Zoals gemeld in vorige blogberichten (15/2/2016, 15/6/2016) heeft het Parlement besloten dat de geldigheidsduur van behaalde tentamens niet mag worden beperkt tenzij de getentamineerde kennis c.q. vaardigheden aantoonbaar achterhaald zijn. Maar OCW heeft toentertijd aan de Eerste Kamer beloofd het nieuwe wetsartikel nog niet in werking te doen treden omdat er een storende fout in de tekst was geslopen: anders dan bedoeld, was aan tentamens van studenten die door persoonlijke omstandigheden studievertraging hadden opgelopen, een ongelimiteerde geldigheidsduur toegekend. Op 13 december jongstleden heeft de minister een vervangend wetsartikel (7.10 lid 4 WHW) aan de Tweede Kamer voorgesteld:
‘Het instellingsbestuur kan de geldigheidsduur van met goed gevolg afgelegde tentamens beperken, behoudens de bevoegdheid van de examencommissie die geldigheidsduur in een individueel geval te verlengen. De geldigheidsduur van een met goed gevolg afgelegd tentamen kan uitsluitend worden beperkt, indien de getentamineerde kennis of het getentamineerde inzicht aantoonbaar verouderd is, of indien de getentamineerde vaardigheden aantoonbaar verouderd zijn. Het instellingsbestuur stelt nadere regels vast omtrent de uitvoering van dit lid en over de wijze waarop bij het beperken van de geldigheidsduur in redelijkheid rekening wordt gehouden met bijzondere omstandigheden in de zin van artikel 7.51, tweede lid. De geldigheidsduur van met goed gevolg afgelegde tentamens wordt in geval van bijzondere omstandigheden als bedoeld in artikel 7.51, tweede lid, ten minste verlengd met de duur van de op grond van artikel 7.51, eerste lid, toegekende financiële ondersteuning.’
Op 23 februari is deze herziene tekst door de Tweede Kamer aanvaard (DUB 24/2/2017), zodat deze nu (in het kader van wetsontwerp 34355) ter goedkeuring aan de Eerste Kamer kan worden voorgelegd.

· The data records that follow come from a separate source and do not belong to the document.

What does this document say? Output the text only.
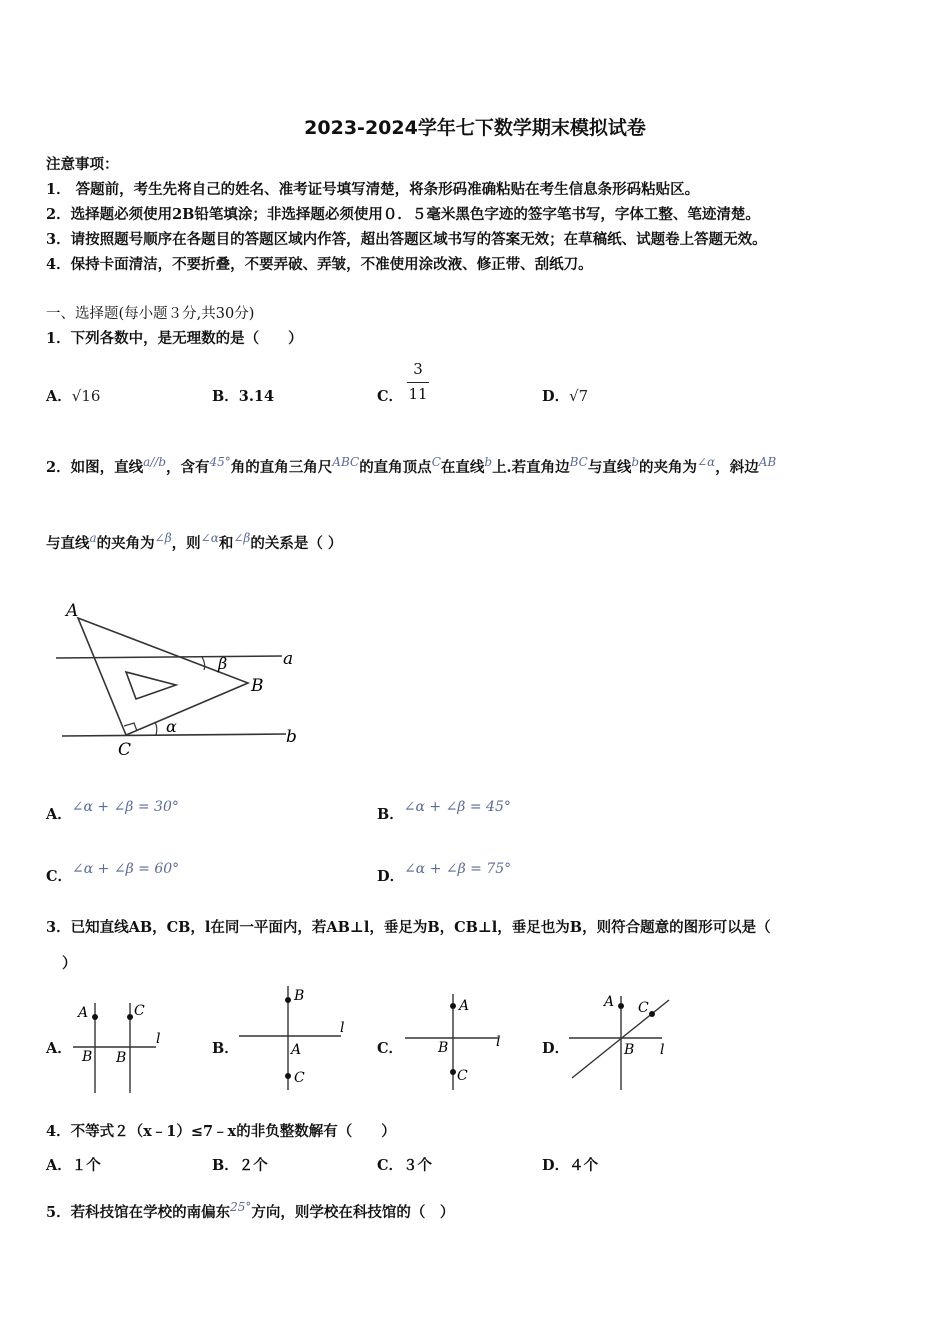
2023-2024学年七下数学期末模拟试卷
注意事项：
1． 答题前，考生先将自己的姓名、准考证号填写清楚，将条形码准确粘贴在考生信息条形码粘贴区。
2．选择题必须使用2B铅笔填涂；非选择题必须使用０．５毫米黑色字迹的签字笔书写，字体工整、笔迹清楚。
3．请按照题号顺序在各题目的答题区域内作答，超出答题区域书写的答案无效；在草稿纸、试题卷上答题无效。
4．保持卡面清洁，不要折叠，不要弄破、弄皱，不准使用涂改液、修正带、刮纸刀。
一、选择题(每小题３分,共30分)
1．下列各数中，是无理数的是（　　）
A．√16	B．3.14	C．
3
11	D．√7
2．如图，直线$^{a//b}$，含有$^{45^\circ}$角的直角三角尺$^{ABC}$的直角顶点$^C$在直线$^b$上.若直角边$^{BC}$与直线$^b$的夹角为$^{\angle\alpha}$，斜边$^{AB}$
与直线$^a$的夹角为$^{\angle\beta}$，则$^{\angle\alpha}$和$^{\angle\beta}$的关系是（ ）
A
B
C
a
b
α
β
A．∠α + ∠β = 30°	B．∠α + ∠β = 45°
C．∠α + ∠β = 60°	D．∠α + ∠β = 75°
3．已知直线AB，CB，l在同一平面内，若AB⊥l，垂足为B，CB⊥l，垂足也为B，则符合题意的图形可以是（
）
A．
A	C
B B
l
B．
B
A
C
l
C．
A
B
C
l	D．
A C
B l
4．不等式２（x﹣1）≤7﹣x的非负整数解有（　　）
A．１个	B．２个	C．３个	D．４个
5．若科技馆在学校的南偏东$^{25^\circ}$方向，则学校在科技馆的（　）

Maar het is mij nog steeds volstrekt onduidelijk hoe de wetgever het in zijn hoofd heeft kunnen halen dat de uiterste houdbaarheidsdatum van een product (een behaald tentamen) afhankelijk wordt gesteld van de privésituatie van de klant. Bijvoorbeeld: aan een vertraagde student-bestuurder wordt een langere houdbaarheidstermijn van behaalde tentamens toegekend dan aan een vertraagde deeltijdstudent. De student-bestuurder kan dus z’n diploma krijgen terwijl de eertijds getentamineerde kennis en vaardigheden inmiddels schromelijk achterhaald zijn, terwijl de deeltijdstudent eerder behaalde tentamens opnieuw moet afleggen. Dat is, dunkt mij, in strijd met artikel 1 van de Grondwet.